The PCFMA marketing team creates written content for blogs, newsletters, social media, and local newspapers, as well as proprietary graphic designs for posters, postcards, flyers, social media, and more. PCFMA oversees its Cookin’ the Market program, an initiative of the marketing department which uses an on-site chef to educate eaters about cooking seasonally, selecting produce, and understanding produce variety.
Part of the role of the Marketing and Promotions Center is to educate communities, farmers, and our own PCFMA workers. The marketing and promotions department puts out informative materials, such as seasonal produce guides, and work to educate our farmers about effective marketing techniques that they can apply to their businesses. Chef Marisa organizes tastings for farmers’ market customers and students of all ages, to teach about the diversity of flavors that you can find just in one type of fruit or vegetable. She also conducts in-house tastings for our direct marketing team.

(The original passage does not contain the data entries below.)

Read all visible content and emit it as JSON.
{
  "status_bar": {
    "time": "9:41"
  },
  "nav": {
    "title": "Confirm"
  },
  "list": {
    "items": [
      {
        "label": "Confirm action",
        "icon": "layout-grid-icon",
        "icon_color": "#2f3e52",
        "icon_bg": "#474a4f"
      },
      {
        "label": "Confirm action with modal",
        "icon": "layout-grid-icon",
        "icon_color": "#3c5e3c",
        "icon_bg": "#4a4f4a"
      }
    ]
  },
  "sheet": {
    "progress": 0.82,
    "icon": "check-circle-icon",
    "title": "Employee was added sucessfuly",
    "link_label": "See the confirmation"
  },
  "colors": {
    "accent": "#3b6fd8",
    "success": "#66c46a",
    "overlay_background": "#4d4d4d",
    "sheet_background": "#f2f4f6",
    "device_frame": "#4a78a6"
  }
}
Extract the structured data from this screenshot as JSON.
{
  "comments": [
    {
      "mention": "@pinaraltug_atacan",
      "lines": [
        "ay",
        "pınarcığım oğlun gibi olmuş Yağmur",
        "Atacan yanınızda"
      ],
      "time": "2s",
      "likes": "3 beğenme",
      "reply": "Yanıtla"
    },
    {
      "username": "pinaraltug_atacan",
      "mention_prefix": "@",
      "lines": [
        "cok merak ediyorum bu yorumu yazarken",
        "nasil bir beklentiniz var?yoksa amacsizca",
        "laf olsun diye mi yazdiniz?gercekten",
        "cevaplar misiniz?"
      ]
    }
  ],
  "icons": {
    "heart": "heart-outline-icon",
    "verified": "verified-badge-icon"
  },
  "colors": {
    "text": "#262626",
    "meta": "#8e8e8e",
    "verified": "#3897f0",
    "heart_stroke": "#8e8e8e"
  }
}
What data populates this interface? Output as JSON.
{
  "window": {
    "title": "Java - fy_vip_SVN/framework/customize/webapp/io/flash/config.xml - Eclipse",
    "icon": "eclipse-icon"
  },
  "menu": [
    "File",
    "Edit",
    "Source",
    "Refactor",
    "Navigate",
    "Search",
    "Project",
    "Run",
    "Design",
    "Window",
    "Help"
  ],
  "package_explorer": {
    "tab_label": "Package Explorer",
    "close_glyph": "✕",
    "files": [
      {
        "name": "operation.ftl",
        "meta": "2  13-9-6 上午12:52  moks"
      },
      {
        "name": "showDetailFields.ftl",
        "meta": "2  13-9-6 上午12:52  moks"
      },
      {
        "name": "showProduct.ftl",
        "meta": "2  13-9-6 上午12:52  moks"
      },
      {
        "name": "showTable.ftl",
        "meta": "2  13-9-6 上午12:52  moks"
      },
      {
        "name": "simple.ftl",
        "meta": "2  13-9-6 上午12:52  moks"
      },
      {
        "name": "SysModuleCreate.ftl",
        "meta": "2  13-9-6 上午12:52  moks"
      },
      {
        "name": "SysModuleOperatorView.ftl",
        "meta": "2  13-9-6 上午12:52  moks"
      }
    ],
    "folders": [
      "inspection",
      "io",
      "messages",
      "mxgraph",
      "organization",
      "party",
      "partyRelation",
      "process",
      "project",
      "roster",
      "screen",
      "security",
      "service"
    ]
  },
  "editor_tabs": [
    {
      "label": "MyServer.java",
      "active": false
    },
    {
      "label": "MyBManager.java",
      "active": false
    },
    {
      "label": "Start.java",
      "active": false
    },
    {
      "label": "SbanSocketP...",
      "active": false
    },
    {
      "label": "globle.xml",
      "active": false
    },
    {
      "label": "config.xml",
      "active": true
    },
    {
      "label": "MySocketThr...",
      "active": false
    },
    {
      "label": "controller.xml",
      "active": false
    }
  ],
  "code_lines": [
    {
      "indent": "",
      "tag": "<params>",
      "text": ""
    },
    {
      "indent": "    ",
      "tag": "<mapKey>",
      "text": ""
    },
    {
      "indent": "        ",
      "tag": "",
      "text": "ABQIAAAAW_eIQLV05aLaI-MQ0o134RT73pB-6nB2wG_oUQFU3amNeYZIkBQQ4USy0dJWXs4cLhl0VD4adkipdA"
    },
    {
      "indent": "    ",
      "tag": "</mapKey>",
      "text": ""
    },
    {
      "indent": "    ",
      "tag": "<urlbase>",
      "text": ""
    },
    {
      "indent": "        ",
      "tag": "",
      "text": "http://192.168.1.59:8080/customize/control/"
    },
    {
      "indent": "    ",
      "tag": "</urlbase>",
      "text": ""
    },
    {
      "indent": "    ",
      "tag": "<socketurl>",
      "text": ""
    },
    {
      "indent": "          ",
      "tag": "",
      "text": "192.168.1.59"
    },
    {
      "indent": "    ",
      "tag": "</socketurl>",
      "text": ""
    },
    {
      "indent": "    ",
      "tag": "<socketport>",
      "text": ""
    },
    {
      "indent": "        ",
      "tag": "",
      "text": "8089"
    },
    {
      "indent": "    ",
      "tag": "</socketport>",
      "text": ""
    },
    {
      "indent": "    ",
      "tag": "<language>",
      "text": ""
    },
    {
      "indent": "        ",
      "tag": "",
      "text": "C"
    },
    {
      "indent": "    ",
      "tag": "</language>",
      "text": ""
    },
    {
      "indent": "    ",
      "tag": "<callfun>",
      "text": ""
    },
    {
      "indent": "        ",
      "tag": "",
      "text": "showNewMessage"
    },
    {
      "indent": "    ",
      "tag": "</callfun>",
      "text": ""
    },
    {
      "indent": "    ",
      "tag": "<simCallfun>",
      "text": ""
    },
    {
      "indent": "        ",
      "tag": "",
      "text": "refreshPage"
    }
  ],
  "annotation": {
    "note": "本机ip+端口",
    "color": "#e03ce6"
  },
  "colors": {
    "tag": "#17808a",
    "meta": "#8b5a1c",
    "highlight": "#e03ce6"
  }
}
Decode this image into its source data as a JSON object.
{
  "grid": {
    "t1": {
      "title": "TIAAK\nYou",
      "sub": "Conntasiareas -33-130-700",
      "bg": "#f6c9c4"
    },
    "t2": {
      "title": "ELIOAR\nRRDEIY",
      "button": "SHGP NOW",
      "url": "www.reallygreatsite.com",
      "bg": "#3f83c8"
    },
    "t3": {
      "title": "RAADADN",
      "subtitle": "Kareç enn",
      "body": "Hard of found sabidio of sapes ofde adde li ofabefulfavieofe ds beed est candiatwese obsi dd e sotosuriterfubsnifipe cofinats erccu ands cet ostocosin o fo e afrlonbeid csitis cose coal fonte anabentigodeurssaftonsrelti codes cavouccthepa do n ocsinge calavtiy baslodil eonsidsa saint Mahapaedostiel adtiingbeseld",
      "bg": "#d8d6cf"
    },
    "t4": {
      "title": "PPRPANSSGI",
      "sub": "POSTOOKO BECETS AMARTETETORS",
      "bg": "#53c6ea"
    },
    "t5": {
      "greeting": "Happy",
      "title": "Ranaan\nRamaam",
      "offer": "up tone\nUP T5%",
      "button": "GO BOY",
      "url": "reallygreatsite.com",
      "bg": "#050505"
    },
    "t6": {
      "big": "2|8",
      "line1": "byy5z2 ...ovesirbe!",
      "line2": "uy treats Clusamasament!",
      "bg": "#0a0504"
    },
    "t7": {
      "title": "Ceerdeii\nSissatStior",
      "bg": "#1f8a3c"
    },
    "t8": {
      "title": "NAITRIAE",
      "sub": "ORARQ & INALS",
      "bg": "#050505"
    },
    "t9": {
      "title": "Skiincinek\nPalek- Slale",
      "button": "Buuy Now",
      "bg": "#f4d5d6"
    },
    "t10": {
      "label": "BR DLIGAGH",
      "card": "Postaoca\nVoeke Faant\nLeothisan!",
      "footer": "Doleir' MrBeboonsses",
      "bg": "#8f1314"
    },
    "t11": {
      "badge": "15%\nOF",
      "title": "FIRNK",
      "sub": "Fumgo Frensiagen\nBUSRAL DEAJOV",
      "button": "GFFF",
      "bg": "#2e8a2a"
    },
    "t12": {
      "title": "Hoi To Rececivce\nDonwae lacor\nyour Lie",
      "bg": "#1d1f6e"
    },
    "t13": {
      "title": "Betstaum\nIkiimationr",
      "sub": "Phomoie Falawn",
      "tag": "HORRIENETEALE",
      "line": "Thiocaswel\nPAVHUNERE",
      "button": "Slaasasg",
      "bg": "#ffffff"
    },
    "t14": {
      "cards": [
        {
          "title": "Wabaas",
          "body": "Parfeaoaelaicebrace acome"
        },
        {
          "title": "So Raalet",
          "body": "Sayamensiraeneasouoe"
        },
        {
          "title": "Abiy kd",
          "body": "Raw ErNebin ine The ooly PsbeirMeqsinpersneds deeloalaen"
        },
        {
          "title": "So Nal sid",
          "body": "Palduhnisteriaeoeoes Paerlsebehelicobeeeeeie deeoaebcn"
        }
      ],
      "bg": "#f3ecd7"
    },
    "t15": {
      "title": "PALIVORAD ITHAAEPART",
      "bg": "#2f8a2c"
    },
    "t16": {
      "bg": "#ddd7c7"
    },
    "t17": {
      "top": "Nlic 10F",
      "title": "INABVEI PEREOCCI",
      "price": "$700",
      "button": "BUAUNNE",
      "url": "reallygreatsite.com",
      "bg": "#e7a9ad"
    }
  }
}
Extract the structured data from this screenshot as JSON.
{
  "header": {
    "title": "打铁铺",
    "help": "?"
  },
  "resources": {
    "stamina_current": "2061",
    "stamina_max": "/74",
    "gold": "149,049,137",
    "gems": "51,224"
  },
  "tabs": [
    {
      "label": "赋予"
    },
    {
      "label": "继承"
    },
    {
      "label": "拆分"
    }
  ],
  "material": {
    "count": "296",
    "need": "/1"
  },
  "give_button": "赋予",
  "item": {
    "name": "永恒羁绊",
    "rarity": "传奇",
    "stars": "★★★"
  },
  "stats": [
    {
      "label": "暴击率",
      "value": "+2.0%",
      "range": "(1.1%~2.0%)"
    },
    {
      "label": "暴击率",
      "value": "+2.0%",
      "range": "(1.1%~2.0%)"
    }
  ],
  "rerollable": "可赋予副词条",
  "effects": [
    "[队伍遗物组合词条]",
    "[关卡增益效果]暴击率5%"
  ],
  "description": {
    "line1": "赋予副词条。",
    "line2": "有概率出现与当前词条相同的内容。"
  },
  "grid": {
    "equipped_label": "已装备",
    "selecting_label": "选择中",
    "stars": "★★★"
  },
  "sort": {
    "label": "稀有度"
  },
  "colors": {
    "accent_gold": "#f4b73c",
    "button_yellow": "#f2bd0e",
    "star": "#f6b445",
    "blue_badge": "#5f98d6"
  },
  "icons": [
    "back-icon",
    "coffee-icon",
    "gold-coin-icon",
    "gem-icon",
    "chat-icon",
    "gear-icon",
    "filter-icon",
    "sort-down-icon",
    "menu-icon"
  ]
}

Much of the marketing team’s work falls under a grant that PCFMA received from the USDA’s Farmers’ Market Promotion Program (FMPP). FMPP is a component of the Farm Bill, which PCFMA has reported in previous news and blog posts. The FMPP is a grant program which aims to increase access to local food and to develop marketing avenues for farmers. Nationwide, the program has proven highly effective: between 2006 and 2011, sales increased by more than 25% at the farmers’ markets participating in the FMPP and customer counts increased by 47%. PCFMA is using its FMPP grant to develop best practices for using e-mail, social media, and text messaging to inform and motivate farmers’ market shoppers in three target generations: Baby Boomers, Gen X, and Millennials. Starting in 2019, the project will also train farmers to implement this technology, and will experiment with the efficacy of farmer-farmers’ market cross-promoting partnerships.